According to the EIA’s Weekly Petroleum Status Report, ethanol production Increased 1,000 barrels per day to a 1.06 billion-barrel-per-day average during the week ending November 29, 2019. DDGS output reached a 20-week high but is fractionally below levels seen at this time last year.
Gasoline demand declined to 9.03 million barrels per day. Current weekly gasoline demand is two percent above levels from a year ago. Ethanol stocks expanded for the first time in four weeks but at 20.64 million barrels they are 10 percent below levels from a year ago. Ethanol imports arrived for a third consecutive week, adding about 3.2 million gallons of supply. Sugar-cane ethanol imports have been arriving at a significantly stronger pace this year and will reach their highest level since 2013. The increase in ethanol production caused corn demand to grow by 15 thousand bushels per day. Distiller Dried Grains (DDGS_ output moved in sync with ethanol production, rising fractionally for the week.
Ethanol output is averaging 1,024,979 b/d, up 745 barrels daily from last week but 21,329 barrels below the 2018 weekly average. The industry is on pace to produce 15.71 billion gallons, slightly higher than the 2019 finalized ethanol renewable volume obligation (RVO) of 15 billion. The ethanol blend rate increased to 11.7 percent. Average year to date gasoline demand during 2019 is 976 thousand gallons per day above 2018 average demand.

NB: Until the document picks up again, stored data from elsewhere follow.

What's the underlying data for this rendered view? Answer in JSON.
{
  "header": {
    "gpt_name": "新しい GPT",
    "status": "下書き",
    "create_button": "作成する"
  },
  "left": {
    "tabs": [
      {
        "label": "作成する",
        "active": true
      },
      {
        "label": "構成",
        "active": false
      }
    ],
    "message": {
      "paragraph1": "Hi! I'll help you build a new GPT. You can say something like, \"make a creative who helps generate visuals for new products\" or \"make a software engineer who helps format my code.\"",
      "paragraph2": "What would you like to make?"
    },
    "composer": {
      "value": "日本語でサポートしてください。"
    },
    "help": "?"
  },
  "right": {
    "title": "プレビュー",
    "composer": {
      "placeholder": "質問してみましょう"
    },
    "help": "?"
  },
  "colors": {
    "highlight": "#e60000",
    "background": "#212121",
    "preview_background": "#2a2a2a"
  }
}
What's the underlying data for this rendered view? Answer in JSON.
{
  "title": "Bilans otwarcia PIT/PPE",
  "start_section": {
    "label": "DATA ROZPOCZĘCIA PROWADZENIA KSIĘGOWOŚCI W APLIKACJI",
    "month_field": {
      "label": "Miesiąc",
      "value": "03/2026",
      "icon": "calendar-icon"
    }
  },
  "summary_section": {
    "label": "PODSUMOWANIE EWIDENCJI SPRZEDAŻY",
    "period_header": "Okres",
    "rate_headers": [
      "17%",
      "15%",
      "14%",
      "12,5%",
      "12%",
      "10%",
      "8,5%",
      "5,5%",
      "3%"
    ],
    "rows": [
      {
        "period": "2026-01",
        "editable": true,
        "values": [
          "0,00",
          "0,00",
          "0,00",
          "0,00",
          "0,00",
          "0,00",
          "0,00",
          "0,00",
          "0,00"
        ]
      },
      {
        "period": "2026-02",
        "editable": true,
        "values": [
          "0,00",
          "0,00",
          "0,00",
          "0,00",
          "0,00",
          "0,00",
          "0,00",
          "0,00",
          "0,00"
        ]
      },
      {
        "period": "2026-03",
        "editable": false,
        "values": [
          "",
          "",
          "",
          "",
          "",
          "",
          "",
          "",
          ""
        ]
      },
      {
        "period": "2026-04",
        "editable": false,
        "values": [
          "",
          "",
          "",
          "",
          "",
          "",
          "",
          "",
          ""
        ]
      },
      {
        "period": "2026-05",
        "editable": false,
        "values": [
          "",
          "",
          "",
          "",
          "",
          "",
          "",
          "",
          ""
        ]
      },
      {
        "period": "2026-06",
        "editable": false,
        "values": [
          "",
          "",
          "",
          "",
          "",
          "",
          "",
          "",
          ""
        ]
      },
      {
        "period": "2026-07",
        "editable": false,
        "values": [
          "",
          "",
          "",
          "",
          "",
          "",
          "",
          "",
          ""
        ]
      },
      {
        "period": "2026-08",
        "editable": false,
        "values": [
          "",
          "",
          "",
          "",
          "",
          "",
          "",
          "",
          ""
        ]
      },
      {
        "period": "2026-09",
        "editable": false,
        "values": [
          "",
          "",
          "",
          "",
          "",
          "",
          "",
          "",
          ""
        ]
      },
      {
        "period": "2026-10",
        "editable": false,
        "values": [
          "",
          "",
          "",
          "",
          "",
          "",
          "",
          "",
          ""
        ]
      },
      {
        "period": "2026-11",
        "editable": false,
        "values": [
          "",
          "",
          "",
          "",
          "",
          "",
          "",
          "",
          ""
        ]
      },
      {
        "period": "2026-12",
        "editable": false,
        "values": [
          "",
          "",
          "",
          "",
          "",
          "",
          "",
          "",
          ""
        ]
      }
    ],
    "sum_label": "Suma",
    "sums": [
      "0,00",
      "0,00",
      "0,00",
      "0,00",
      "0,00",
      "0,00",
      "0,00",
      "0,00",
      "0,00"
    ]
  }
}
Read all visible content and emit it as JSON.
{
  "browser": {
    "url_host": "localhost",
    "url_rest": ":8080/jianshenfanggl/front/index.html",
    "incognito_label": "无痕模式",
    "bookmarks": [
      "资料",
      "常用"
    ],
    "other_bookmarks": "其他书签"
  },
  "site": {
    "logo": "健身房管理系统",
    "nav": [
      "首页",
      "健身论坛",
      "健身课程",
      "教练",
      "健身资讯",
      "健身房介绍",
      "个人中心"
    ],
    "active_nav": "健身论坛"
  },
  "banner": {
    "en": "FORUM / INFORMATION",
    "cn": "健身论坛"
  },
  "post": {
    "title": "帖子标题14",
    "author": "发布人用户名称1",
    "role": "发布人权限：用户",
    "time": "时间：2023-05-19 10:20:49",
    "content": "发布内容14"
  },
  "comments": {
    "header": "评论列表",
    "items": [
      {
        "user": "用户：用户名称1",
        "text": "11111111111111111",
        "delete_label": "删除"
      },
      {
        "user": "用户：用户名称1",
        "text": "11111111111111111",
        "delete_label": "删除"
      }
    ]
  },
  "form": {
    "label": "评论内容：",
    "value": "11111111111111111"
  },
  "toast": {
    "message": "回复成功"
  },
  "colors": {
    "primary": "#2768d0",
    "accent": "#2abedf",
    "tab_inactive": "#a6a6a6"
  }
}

Approximately 15.7 million bushels of corn were consumed daily in the production of ethanol and, as a co-product of production, 112,963 metric tons of livestock feed was produced daily. DDGS production accounted for 100,815 metric tons, with the balance comprised of 10,385 MT of corn gluten feed and 1,763 MT of corn gluten meal.
The estimated ethanol-processing margin climbed 15 percent over the past week. Revenue derived from ethanol and DDGS sales increased from $5.57 per bushel to $5.72 on stronger ethanol and DDGS pricing. Corn cost held steady at $3.91. This allowed the margin to expand 15 cents to $1.22 per bushel. The estimated margin is 102 percent over than the same weekly 2018 time frame.